Dump questions

Matthew Seaman m.seaman at infracaninophile.co.uk
Sun Feb 21 13:31:13 UTC 2010

Hash: SHA1

On 21/02/2010 12:52, Aiza wrote:
> Polytropon wrote:
>> On Sun, 21 Feb 2010 11:42:50 +0800, Aiza <aiza21 at comclark.com> wrote:
>>> 1. Using the -L flag to create a snapshot of the
>>> live running file system.
>>> Does this mean that a complete copy of the file
>>> system is written to .snap directory?
>> No. The snapshot, quite incorrectly explained, is a saved
>> delta between the file system on disk at a given state, to
>> fixate further modifications (that are not included in the
>> dump, of course).
> Sorry, I read your words but have no clue as what you are trying to say
> with that statement. As i understand 'delta' to mean, the difference in
> file system content between a point in time 'A' and 'B' some point in
> time later in the future.
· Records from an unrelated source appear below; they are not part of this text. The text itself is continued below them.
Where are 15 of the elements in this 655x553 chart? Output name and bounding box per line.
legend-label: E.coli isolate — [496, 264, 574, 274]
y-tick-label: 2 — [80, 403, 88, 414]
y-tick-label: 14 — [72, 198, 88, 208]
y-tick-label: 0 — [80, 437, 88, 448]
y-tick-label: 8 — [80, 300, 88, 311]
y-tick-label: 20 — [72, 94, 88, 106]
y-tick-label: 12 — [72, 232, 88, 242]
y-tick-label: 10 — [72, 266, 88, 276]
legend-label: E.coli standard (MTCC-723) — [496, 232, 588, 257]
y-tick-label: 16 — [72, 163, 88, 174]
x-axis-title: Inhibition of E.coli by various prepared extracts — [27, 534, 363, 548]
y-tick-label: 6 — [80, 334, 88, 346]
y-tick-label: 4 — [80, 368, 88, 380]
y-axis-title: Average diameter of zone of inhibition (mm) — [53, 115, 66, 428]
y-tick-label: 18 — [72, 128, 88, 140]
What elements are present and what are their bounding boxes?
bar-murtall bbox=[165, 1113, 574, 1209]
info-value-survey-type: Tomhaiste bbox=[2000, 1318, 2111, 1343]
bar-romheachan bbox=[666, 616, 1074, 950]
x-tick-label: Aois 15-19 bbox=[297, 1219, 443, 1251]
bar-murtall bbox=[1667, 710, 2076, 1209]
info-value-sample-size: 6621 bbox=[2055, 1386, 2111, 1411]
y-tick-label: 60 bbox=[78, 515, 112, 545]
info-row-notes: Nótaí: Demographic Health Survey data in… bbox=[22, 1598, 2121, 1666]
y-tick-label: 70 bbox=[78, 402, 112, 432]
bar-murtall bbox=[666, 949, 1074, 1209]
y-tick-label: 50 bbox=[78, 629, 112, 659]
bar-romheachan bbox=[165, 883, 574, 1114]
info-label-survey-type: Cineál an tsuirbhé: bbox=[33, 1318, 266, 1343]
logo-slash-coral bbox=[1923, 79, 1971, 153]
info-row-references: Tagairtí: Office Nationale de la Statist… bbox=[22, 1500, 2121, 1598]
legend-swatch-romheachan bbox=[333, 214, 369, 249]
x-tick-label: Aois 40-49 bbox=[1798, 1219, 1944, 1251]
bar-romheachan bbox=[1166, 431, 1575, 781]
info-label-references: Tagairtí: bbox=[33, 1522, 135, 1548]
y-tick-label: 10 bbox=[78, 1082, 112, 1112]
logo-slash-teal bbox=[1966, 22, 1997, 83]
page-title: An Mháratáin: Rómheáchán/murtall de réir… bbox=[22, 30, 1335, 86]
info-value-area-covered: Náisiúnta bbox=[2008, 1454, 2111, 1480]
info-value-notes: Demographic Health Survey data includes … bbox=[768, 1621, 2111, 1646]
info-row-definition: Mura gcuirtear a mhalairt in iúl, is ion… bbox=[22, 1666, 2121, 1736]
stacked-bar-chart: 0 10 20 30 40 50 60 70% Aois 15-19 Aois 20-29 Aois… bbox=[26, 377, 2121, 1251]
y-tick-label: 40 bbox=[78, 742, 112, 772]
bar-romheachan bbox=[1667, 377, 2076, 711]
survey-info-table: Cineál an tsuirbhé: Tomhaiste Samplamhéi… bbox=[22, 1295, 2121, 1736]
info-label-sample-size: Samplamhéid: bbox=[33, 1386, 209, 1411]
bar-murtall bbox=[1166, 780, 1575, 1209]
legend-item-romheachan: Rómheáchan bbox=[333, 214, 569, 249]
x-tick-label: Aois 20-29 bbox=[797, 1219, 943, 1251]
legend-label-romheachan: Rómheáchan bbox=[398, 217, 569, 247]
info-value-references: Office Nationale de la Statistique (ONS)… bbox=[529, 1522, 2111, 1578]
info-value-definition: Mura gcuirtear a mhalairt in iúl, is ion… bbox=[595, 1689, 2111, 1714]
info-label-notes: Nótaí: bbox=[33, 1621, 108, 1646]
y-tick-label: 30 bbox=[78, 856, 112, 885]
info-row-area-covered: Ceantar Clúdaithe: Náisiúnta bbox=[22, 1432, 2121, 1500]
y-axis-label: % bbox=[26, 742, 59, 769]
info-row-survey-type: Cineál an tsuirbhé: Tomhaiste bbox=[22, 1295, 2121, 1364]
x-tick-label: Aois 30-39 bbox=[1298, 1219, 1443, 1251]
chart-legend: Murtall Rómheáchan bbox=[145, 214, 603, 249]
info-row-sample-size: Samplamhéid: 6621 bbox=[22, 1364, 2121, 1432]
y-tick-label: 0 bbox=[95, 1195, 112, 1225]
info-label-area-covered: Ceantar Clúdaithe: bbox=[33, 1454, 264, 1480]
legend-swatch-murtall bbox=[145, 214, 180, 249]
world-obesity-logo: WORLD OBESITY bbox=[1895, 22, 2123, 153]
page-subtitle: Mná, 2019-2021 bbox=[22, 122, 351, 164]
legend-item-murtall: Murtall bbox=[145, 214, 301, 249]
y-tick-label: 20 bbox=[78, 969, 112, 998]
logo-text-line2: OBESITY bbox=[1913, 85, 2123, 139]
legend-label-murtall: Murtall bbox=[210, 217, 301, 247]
Now just what is snapshot recording between
> point 'A' and 'B' and how does that apply to what dump is going to read
> and write?

In horrendously simplified terms, the way snapshots work is this.
Whenever there would be a write to a disk block, instead of overwriting
the original block, the content is copied and written out to a
previously unused disk block.  The original block is preserved
temporarily while the snapshot is active -- so the snapshotted data you
see is the comprised of:

   * All the disk blocks that haven't been altered during the lifetime
     of the snapshot

   * The original, unchanged disk blocks which have been replaced by
     modified copies in the live filesystem.

ZFS always does the copy-on-write thing, so it's a very natural and
very fast operation to create snapshots with it -- often described as
'snapshots for free' -- and you can have as many as you want.

UFS doesn't do CoW by default (AFAIR) so creating a snapshot under UFS
means toggling the default behaviour and initialising some data
structures to keep track of the disk blocks that belong to each
snapshot.  This means it will take a few seconds to create and you can
only have a limited number of snapshots per filesystem active

In either case, the space used for the snapshot corresponds to the
amount of changes made to the filesystem since the snapshot was
created.  Thus on an active fs, snapshot space usage will go up over
time.  However, the amount used will generally be a fairly small
percentage of the total space on the device, and all the extra space is
recovered when the snapshot is released.